Lâzım olan “postanedeki kadın”ın, Jeanne’ın simgelediği “katalizör” mü?

Evet. Parti, sendika, örgüt… Lenin’in Ne Yapmalı?’da anlattığı öncü parti veya Lukács’ın anlattığı partizan. Gramsci’nin gözüyle bakarsak, belki de işçi sınıfının organik aydınları.

Öncü parti teorisi günümüz dünyasında geçerli mi sizce?

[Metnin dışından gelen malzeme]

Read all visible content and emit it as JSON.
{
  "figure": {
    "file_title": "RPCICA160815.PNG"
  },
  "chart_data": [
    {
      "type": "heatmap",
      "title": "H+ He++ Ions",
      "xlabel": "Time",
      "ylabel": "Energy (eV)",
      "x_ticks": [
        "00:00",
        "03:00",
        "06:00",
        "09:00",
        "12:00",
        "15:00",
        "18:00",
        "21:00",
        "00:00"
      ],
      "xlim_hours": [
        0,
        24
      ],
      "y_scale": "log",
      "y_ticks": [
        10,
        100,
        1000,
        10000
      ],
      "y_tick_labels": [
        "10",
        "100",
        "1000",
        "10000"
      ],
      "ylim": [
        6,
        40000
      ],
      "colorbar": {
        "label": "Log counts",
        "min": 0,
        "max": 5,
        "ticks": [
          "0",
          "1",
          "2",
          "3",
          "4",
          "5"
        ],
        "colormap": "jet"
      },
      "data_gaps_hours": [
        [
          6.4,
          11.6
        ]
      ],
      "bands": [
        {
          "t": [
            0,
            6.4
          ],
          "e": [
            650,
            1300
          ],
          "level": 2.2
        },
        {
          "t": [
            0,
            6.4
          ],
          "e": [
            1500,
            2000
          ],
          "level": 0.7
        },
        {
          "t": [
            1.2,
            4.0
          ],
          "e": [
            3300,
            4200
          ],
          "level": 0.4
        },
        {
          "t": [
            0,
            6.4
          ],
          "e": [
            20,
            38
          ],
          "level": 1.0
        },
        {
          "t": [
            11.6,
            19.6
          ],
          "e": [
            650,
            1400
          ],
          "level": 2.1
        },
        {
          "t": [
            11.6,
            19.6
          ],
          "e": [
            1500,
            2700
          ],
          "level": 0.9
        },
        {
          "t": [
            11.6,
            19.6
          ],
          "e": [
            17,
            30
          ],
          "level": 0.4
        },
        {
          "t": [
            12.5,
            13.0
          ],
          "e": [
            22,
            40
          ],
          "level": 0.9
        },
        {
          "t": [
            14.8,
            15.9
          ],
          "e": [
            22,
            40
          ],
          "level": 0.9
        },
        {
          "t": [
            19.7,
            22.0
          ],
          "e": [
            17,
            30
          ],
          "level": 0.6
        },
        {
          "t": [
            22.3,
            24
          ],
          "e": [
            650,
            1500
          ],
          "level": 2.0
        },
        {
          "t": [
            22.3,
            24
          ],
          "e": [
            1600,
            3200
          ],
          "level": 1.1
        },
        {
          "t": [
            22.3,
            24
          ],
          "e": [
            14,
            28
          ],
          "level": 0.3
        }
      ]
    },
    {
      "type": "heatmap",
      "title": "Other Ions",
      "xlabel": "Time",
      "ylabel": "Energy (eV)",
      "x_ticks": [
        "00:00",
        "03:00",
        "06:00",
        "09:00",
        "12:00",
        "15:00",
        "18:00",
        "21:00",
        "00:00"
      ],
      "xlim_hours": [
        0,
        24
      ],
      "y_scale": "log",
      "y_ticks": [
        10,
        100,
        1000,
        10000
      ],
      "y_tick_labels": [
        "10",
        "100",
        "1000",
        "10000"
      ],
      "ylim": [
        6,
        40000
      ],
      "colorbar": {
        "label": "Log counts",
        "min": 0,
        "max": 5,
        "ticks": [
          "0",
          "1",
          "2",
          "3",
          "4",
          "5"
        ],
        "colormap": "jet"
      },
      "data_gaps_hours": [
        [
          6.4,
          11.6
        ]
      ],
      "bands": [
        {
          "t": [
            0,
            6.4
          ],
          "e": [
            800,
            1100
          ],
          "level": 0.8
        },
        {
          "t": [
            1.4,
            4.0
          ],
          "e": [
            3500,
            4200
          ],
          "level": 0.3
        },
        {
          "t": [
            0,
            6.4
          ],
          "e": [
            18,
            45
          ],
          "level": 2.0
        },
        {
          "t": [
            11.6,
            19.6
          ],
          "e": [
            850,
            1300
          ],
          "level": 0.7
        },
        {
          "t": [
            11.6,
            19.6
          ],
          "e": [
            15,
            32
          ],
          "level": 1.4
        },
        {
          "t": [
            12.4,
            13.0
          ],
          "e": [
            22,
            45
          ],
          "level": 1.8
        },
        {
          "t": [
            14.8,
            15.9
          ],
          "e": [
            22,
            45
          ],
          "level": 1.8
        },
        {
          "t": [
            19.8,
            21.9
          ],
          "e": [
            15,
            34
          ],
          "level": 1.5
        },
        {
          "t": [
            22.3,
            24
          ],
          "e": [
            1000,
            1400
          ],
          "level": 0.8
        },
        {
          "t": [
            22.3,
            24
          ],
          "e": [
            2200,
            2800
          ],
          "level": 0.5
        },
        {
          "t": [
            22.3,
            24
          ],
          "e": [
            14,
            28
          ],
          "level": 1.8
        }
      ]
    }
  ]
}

Bence hâlâ geçerli. Açıkçası, daha iyi bir yol bilmiyorum. 1830’larda Fransa’da işçiler tarafından kurulan, işçiler tarafından geliştirilip büyütülen Horlananlar Derneği örneğini düşünelim. Horlananlar Derneği bir süre sonra Fransız Komünist Partisi’ne (FKP) dönüşüyor. Yani FKP bizzat işçilerin kurduğu bir parti. İngiltere ve ABD’deki komünist partilerin kuruluşlarında da işçiler var. Bu partilerin sendikalarla organik ilişkileri var. Türkiye’de böyle bir şey olmuyor. Türkiye’de işçilere ulaşma konusunda bir problem var.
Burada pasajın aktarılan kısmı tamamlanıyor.